Flexibility for CARES Act Gaining Momentum in Congress

Flexibility for CARES Act Gaining Momentum in Congress

The CARES Act has received criticism since its enactment in late March, however, there is a growing consensus of lawmakers seeing that a change is needed to the original legislation.

As written, the CARES Act only allows the $150 billion in aid to states and local governments to be used for new spending, not to replace state and local revenues lost as a result from the shutdowns.  As we all know, most of the small communities in Nebraska are mostly being affected by the lost tax revenue and no new spending will help our communities recover or avoid a property tax increase next year.  This is also the case in many states across America.

The Platte Institute and NC-based John Locke Foundation saw this problem with the legislation and has been leading of state policy groups asking Congress to provide additional financial flexibility for states and local governments in the federal CARES Act relief package.

Since then, there have been discussions on how to deal with the growing problem of state and local government finances – ranging from allowing states to go bankrupt to an additional $500 billion relief package.  With the introduction of these extreme ideas, the conversation has circled back around to Platte’s idea of flexibility.

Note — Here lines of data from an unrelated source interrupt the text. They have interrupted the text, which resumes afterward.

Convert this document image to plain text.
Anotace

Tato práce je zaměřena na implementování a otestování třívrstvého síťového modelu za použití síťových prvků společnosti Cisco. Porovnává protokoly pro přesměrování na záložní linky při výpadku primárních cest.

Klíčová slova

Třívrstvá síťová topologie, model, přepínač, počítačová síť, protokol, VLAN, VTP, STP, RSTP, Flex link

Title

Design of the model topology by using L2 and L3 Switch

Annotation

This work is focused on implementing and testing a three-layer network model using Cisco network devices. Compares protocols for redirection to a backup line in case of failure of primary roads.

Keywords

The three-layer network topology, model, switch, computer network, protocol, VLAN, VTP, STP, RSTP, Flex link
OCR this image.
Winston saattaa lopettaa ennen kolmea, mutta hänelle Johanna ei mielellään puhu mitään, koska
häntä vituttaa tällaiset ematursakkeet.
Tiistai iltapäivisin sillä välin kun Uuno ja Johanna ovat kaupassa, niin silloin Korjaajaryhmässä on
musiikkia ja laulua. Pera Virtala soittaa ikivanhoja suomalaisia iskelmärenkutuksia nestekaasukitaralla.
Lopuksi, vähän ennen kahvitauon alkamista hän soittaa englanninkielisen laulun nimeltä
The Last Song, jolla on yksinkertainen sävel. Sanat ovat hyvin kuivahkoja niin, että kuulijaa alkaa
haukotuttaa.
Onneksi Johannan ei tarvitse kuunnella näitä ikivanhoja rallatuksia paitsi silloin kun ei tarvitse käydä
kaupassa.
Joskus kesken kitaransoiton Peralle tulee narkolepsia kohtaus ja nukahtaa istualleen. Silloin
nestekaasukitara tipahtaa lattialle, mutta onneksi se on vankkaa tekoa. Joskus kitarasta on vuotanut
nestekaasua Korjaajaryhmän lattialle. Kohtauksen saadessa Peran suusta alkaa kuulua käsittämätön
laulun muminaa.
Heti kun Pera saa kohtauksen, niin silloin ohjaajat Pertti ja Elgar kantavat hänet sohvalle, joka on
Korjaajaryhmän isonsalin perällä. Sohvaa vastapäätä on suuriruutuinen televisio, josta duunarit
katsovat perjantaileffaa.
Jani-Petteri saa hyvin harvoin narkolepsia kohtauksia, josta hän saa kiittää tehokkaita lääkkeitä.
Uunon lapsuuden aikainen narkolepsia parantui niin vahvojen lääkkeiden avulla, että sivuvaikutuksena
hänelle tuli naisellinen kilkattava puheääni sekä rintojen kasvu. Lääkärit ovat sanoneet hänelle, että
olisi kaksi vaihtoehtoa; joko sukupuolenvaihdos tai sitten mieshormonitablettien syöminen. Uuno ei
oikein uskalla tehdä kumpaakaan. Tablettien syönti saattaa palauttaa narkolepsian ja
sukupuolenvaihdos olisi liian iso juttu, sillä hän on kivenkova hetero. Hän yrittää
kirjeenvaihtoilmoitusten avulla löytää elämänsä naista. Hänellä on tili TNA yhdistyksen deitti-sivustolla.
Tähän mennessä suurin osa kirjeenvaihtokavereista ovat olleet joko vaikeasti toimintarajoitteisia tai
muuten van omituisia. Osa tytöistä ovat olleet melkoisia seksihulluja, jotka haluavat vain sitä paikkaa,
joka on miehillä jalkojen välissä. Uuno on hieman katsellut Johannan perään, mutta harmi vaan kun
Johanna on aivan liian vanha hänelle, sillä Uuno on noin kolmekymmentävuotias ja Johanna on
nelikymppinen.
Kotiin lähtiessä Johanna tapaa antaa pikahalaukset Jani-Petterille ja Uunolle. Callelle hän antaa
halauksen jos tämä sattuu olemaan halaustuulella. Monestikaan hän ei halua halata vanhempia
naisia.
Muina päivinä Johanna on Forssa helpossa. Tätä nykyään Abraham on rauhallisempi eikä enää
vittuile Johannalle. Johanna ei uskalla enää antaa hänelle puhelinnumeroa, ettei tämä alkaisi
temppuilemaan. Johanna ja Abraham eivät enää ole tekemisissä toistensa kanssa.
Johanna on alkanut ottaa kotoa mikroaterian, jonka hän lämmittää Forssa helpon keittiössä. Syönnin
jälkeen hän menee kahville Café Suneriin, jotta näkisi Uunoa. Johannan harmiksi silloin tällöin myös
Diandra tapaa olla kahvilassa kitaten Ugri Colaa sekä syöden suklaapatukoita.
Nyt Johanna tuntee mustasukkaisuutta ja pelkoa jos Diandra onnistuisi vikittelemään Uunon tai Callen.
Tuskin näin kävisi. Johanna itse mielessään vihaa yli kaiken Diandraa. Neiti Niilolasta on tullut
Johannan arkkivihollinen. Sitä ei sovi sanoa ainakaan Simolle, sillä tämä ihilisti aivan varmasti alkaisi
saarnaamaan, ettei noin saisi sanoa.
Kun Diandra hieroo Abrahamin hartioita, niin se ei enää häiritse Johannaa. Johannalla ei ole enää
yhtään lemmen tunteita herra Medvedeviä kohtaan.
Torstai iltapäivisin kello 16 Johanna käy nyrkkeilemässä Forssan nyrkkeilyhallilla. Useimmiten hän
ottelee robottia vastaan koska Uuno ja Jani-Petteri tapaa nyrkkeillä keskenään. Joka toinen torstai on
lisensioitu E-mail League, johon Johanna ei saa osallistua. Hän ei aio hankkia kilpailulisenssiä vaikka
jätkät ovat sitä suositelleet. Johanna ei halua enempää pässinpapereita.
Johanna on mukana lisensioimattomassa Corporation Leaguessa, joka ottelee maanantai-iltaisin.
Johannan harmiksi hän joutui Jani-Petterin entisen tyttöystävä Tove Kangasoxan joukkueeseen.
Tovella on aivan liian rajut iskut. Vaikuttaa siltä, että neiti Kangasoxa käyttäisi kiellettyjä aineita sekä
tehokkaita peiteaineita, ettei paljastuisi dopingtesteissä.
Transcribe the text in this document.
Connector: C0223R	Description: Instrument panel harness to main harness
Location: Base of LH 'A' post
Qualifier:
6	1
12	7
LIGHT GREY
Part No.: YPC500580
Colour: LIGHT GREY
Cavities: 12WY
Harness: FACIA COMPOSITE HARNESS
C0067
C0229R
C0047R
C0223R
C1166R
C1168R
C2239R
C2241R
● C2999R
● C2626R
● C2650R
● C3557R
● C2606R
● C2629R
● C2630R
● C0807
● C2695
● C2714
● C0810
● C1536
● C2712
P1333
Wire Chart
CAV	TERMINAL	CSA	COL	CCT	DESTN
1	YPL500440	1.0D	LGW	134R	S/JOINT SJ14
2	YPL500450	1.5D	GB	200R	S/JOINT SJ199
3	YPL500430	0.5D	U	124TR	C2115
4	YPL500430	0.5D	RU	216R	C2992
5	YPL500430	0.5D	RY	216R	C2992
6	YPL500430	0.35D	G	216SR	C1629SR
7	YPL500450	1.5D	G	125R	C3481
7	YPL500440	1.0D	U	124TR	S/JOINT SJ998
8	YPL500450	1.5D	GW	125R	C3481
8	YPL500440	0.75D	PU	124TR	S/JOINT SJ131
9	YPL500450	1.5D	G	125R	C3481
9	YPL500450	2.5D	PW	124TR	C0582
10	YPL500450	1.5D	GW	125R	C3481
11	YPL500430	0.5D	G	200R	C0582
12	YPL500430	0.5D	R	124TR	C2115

Late last week Rep. Bacon (R-NE) sponsored a bi-partisan FLEX Act allowing states and local governments more flexibility with the money the CARES Act has already sent to states.  Yesterday, the US Senate joined in on the flexibility idea with U.S. Senators from Alaska leading the effort of a bi-partisan bill titled the Coronavirus Relief Fund Flexibility Act.  Another bill to amend the CARES Act to provide flexibility was also filed by Louisiana’s Senator Kennedy (R-LA) earlier this week.

After a US Senate GOP lunch this week, Lindsey Graham (R-SC) said“I think the general consensus is, make the money in the pipeline more flexible and take a pause”. And now even tribal governments are asking for more flexibility on how they can spend the funds.  After reviewing the co-sponsors from the aforementioned bills, there are 14 states in support of the measure with many others quoted in news articles supporting the idea.

Co-Sponsor to Coronavirus Relief Fund Flexibility Act; Senator Capito (R-WV) said, “Throughout this pandemic, I’ve been in regular contact with Governor Justice (WV), county commissioners, mayors and other state and local officials about the challenges they are facing in these uncertain timesOne of those challenges is the lost revenue that the state, counties, and cities are experiencing because of this emergency, which has caused a real strain on their budgets.

And in a news article Iowa Senator Joni Ernst said, “What we have already done through the CARES package, that Phase III bill, was provide dollars to our state governments that would be specific to COVID-19-related costs.  And every governor is handling that a little bit differently, but what we have found is that there is very little flexibility within those dollars. We would like to see the dollars that have already gone into those states be used to help bridge gaps that communities are facing because of loss of revenue.” 

She said some states “are sitting on money right now because they don’t have that built-in flexibility. And so within our own discussions here in Congress, we’d love to free up some of that money that has already been pushed out to the states for the use of local communities and counties.”